Несмотря на перенесенные страдания, лишь пару дней после посещения салона я могла ходить с гордо поднятой головой. После первого же мытья волосы волшебным образом возвращались к своим первозданным растрепанным формам. Как-то я катастрофически опоздала на работу из-за того, что целое утро промаялась с укладкой, истратив половину флакона лака для волос. Проскользнув в дверь и отвернувшись от зеркала лифта во время подъема на свой четвертый этаж, с опущенной головой прокралась я в кабинет. Коллега, увидев меня, понимающе прошептала «Проспала и не успела расчесаться?» …

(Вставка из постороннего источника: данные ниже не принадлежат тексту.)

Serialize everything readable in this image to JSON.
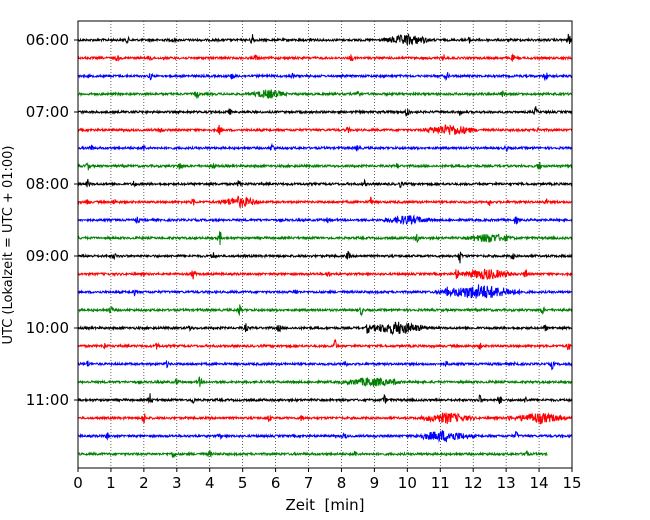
{
  "chart_data": {
    "type": "line",
    "title": "",
    "xlabel": "Zeit  [min]",
    "ylabel": "UTC (Lokalzeit = UTC + 01:00)",
    "xlim": [
      0,
      15
    ],
    "x_ticks": [
      0,
      1,
      2,
      3,
      4,
      5,
      6,
      7,
      8,
      9,
      10,
      11,
      12,
      13,
      14,
      15
    ],
    "y_tick_labels": [
      "06:00",
      "07:00",
      "08:00",
      "09:00",
      "10:00",
      "11:00"
    ],
    "row_interval_min": 15,
    "rows_per_tick": 4,
    "grid": "vertical dotted at each minute",
    "color_cycle": [
      "#000000",
      "#ff0000",
      "#0000ff",
      "#008000"
    ],
    "traces": [
      {
        "start": "06:00",
        "color": "#000000",
        "end_min": 15,
        "events": [
          {
            "t": 1.5,
            "a": 3
          },
          {
            "t": 2.9,
            "a": 3
          },
          {
            "t": 5.3,
            "a": 7
          },
          {
            "t": 7.1,
            "a": 3
          },
          {
            "t": 10,
            "a": 5,
            "w": 0.8
          },
          {
            "t": 11.9,
            "a": 3
          },
          {
            "t": 14.9,
            "a": 6
          }
        ]
      },
      {
        "start": "06:15",
        "color": "#ff0000",
        "end_min": 15,
        "events": [
          {
            "t": 1.2,
            "a": 3
          },
          {
            "t": 2.2,
            "a": 3
          },
          {
            "t": 5.4,
            "a": 3
          },
          {
            "t": 8.3,
            "a": 4
          },
          {
            "t": 11.1,
            "a": 3
          },
          {
            "t": 13.2,
            "a": 3
          }
        ]
      },
      {
        "start": "06:30",
        "color": "#0000ff",
        "end_min": 15,
        "events": [
          {
            "t": 2.2,
            "a": 3
          },
          {
            "t": 4.7,
            "a": 3
          },
          {
            "t": 6.5,
            "a": 3
          },
          {
            "t": 11.2,
            "a": 4
          },
          {
            "t": 14.2,
            "a": 5
          }
        ]
      },
      {
        "start": "06:45",
        "color": "#008000",
        "end_min": 15,
        "events": [
          {
            "t": 3.6,
            "a": 5
          },
          {
            "t": 5.8,
            "a": 4,
            "w": 0.6
          },
          {
            "t": 8.5,
            "a": 7
          },
          {
            "t": 12.9,
            "a": 3
          }
        ]
      },
      {
        "start": "07:00",
        "color": "#000000",
        "end_min": 15,
        "events": [
          {
            "t": 4.6,
            "a": 3
          },
          {
            "t": 10.0,
            "a": 6
          },
          {
            "t": 11.6,
            "a": 3
          },
          {
            "t": 13.9,
            "a": 5
          }
        ]
      },
      {
        "start": "07:15",
        "color": "#ff0000",
        "end_min": 15,
        "events": [
          {
            "t": 2.5,
            "a": 3
          },
          {
            "t": 4.3,
            "a": 5
          },
          {
            "t": 8.2,
            "a": 3
          },
          {
            "t": 11.3,
            "a": 5,
            "w": 0.9
          },
          {
            "t": 14.0,
            "a": 3
          }
        ]
      },
      {
        "start": "07:30",
        "color": "#0000ff",
        "end_min": 15,
        "events": [
          {
            "t": 0.4,
            "a": 3
          },
          {
            "t": 2.0,
            "a": 3
          },
          {
            "t": 5.9,
            "a": 4
          },
          {
            "t": 8.5,
            "a": 3
          },
          {
            "t": 13.0,
            "a": 3
          }
        ]
      },
      {
        "start": "07:45",
        "color": "#008000",
        "end_min": 15,
        "events": [
          {
            "t": 0.3,
            "a": 4
          },
          {
            "t": 3.1,
            "a": 5
          },
          {
            "t": 4.1,
            "a": 3
          },
          {
            "t": 9.7,
            "a": 3
          },
          {
            "t": 14.0,
            "a": 5
          }
        ]
      },
      {
        "start": "08:00",
        "color": "#000000",
        "end_min": 15,
        "events": [
          {
            "t": 0.3,
            "a": 4
          },
          {
            "t": 1.7,
            "a": 4
          },
          {
            "t": 4.9,
            "a": 5
          },
          {
            "t": 8.7,
            "a": 3
          },
          {
            "t": 9.8,
            "a": 3
          }
        ]
      },
      {
        "start": "08:15",
        "color": "#ff0000",
        "end_min": 15,
        "events": [
          {
            "t": 0.3,
            "a": 3
          },
          {
            "t": 1.1,
            "a": 3
          },
          {
            "t": 3.5,
            "a": 3
          },
          {
            "t": 4.9,
            "a": 5,
            "w": 0.7
          },
          {
            "t": 8.9,
            "a": 5
          },
          {
            "t": 12.5,
            "a": 3
          },
          {
            "t": 14.2,
            "a": 3
          }
        ]
      },
      {
        "start": "08:30",
        "color": "#0000ff",
        "end_min": 15,
        "events": [
          {
            "t": 1.8,
            "a": 3
          },
          {
            "t": 7.6,
            "a": 3
          },
          {
            "t": 10.0,
            "a": 4,
            "w": 0.8
          },
          {
            "t": 13.3,
            "a": 5
          }
        ]
      },
      {
        "start": "08:45",
        "color": "#008000",
        "end_min": 15,
        "events": [
          {
            "t": 4.3,
            "a": 8
          },
          {
            "t": 10.3,
            "a": 5
          },
          {
            "t": 12.5,
            "a": 4,
            "w": 0.8
          },
          {
            "t": 13.0,
            "a": 3
          }
        ]
      },
      {
        "start": "09:00",
        "color": "#000000",
        "end_min": 15,
        "events": [
          {
            "t": 1.1,
            "a": 3
          },
          {
            "t": 4.1,
            "a": 4
          },
          {
            "t": 8.2,
            "a": 4
          },
          {
            "t": 11.6,
            "a": 7
          },
          {
            "t": 13.2,
            "a": 3
          }
        ]
      },
      {
        "start": "09:15",
        "color": "#ff0000",
        "end_min": 15,
        "events": [
          {
            "t": 3.5,
            "a": 5
          },
          {
            "t": 7.6,
            "a": 3
          },
          {
            "t": 11.5,
            "a": 6
          },
          {
            "t": 12.4,
            "a": 5,
            "w": 0.9
          },
          {
            "t": 13.6,
            "a": 6
          }
        ]
      },
      {
        "start": "09:30",
        "color": "#0000ff",
        "end_min": 15,
        "events": [
          {
            "t": 1.7,
            "a": 3
          },
          {
            "t": 6.6,
            "a": 3
          },
          {
            "t": 11.2,
            "a": 6
          },
          {
            "t": 12.2,
            "a": 7,
            "w": 1.4
          }
        ]
      },
      {
        "start": "09:45",
        "color": "#008000",
        "end_min": 15,
        "events": [
          {
            "t": 1.0,
            "a": 4
          },
          {
            "t": 4.9,
            "a": 6
          },
          {
            "t": 8.6,
            "a": 5
          },
          {
            "t": 14.1,
            "a": 4
          }
        ]
      },
      {
        "start": "10:00",
        "color": "#000000",
        "end_min": 15,
        "events": [
          {
            "t": 3.4,
            "a": 3
          },
          {
            "t": 5.1,
            "a": 4
          },
          {
            "t": 6.1,
            "a": 4
          },
          {
            "t": 8.8,
            "a": 6
          },
          {
            "t": 9.7,
            "a": 6,
            "w": 1.0
          },
          {
            "t": 14.2,
            "a": 3
          }
        ]
      },
      {
        "start": "10:15",
        "color": "#ff0000",
        "end_min": 15,
        "events": [
          {
            "t": 0.8,
            "a": 3
          },
          {
            "t": 2.4,
            "a": 3
          },
          {
            "t": 7.8,
            "a": 7
          },
          {
            "t": 12.2,
            "a": 3
          },
          {
            "t": 14.9,
            "a": 5
          }
        ]
      },
      {
        "start": "10:30",
        "color": "#0000ff",
        "end_min": 15,
        "events": [
          {
            "t": 0.3,
            "a": 3
          },
          {
            "t": 2.7,
            "a": 3
          },
          {
            "t": 8.1,
            "a": 4
          },
          {
            "t": 11.2,
            "a": 3
          },
          {
            "t": 13.3,
            "a": 3
          },
          {
            "t": 14.4,
            "a": 5
          }
        ]
      },
      {
        "start": "10:45",
        "color": "#008000",
        "end_min": 15,
        "events": [
          {
            "t": 3.0,
            "a": 3
          },
          {
            "t": 3.7,
            "a": 5
          },
          {
            "t": 8.9,
            "a": 4,
            "w": 1.0
          },
          {
            "t": 9.6,
            "a": 3
          }
        ]
      },
      {
        "start": "11:00",
        "color": "#000000",
        "end_min": 15,
        "events": [
          {
            "t": 2.2,
            "a": 7
          },
          {
            "t": 3.5,
            "a": 3
          },
          {
            "t": 9.3,
            "a": 5
          },
          {
            "t": 12.2,
            "a": 5
          },
          {
            "t": 12.8,
            "a": 5
          },
          {
            "t": 13.6,
            "a": 3
          }
        ]
      },
      {
        "start": "11:15",
        "color": "#ff0000",
        "end_min": 15,
        "events": [
          {
            "t": 2.0,
            "a": 6
          },
          {
            "t": 5.8,
            "a": 4
          },
          {
            "t": 6.8,
            "a": 3
          },
          {
            "t": 11.2,
            "a": 5,
            "w": 0.9
          },
          {
            "t": 13.1,
            "a": 3
          },
          {
            "t": 14.0,
            "a": 5,
            "w": 0.9
          }
        ]
      },
      {
        "start": "11:30",
        "color": "#0000ff",
        "end_min": 15,
        "events": [
          {
            "t": 0.9,
            "a": 3
          },
          {
            "t": 4.3,
            "a": 3
          },
          {
            "t": 8.1,
            "a": 3
          },
          {
            "t": 11.1,
            "a": 5,
            "w": 1.0
          },
          {
            "t": 13.3,
            "a": 4
          }
        ]
      },
      {
        "start": "11:45",
        "color": "#008000",
        "end_min": 14.25,
        "events": [
          {
            "t": 2.9,
            "a": 4
          },
          {
            "t": 4.0,
            "a": 3
          },
          {
            "t": 8.4,
            "a": 3
          },
          {
            "t": 13.6,
            "a": 5
          }
        ]
      }
    ]
  }
}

Итак, я быстро оделась, уныло соорудила некое подобие локонов, щедро полила их лаком, улучив момент, когда они на секунду застыли в нужном положении, и вылетела на улицу. По закону подлости нужный ларек был закрыт в такую рань. Пришлось бежать в круглосуточный маркет на бульваре. Время катастрофически таяло. Сами понимаете, в каком настроении я прибыла на работу. Быстро переодев грязные колготки и кое-как пригладив волосы перед зеркальцем от пудры, чтобы лицезреть себя как можно в меньшем объеме, я помчалась к начальству.
Дверь в кабинет директора Департамента была заперта. Странно! Обычно Валентина Ивановна первая приходила на работу, всего лишь выйдя для этого из своего дома и пройдя пару кварталов. Если бы она с утра собиралась «пройтись по коридорам власти», как она иронично выражалась, то предупредила бы. И потом, какие «коридоры», если в девять тридцать уже необходимо мчаться на встречу с французами?
Я немного расслабилась. Наверное, «бабушка» прихорашивается в «дамской» комнате и с минуты на минуту вернется. Вот сейчас она появится из-за поворота и мелодично пропоет: «Как Вы, Тамарочка, сегодня прелестно выглядите. И Ваша туалетная вода – чудо!».
Прошло десять минут. «Бабушка» не возвращалась. Безмерно удивленная тем, что начальница исчезла баз предупреждения, я спустилась на первый этаж к охранникам. Сегодня дежурил Игорь – отставной военный, качок с внешностью Рембо, облаченный в неизменный черный свитер. Он невозмутимо сообщил, что Валентина Ивановна пришла на работу как обычно, в восемь часов, и больше вниз не спускалась.
Наш Департамент располагался в старинном особняке дореволюционной постройки. Когда-то здесь был доходный дом. Злые языки утверждали, что даже очень доходный, потому что публичный. За прошедшие сто лет здание много раз реконструировали и переделывали, были здесь и всевозможные учреждения, и квартиры, а в результате заселилось ведомство служителей культуры. Сотрудники пользовались парадной лестницей, а «черную», для бывшей прислуги, – замуровали так, что вход на нее был только на первом этаже – со двора, и на последнем, – уже с лестницы в общий коридор. Обе двери закрывали на ключ. Ключи весели на гвоздике на общей доске в «стекляшке» охранников. Еще один комплект был у уборщицы Орыси, чья каптерка с ведрами и швабрами располагалась как раз на нашем этаже. Еще курильщики сделали дубликат и хранили его у Милки, которая кроме того, что курила, еще и парковала во дворе своего «Рыжика» – видавшего вилы оранжевого «жука».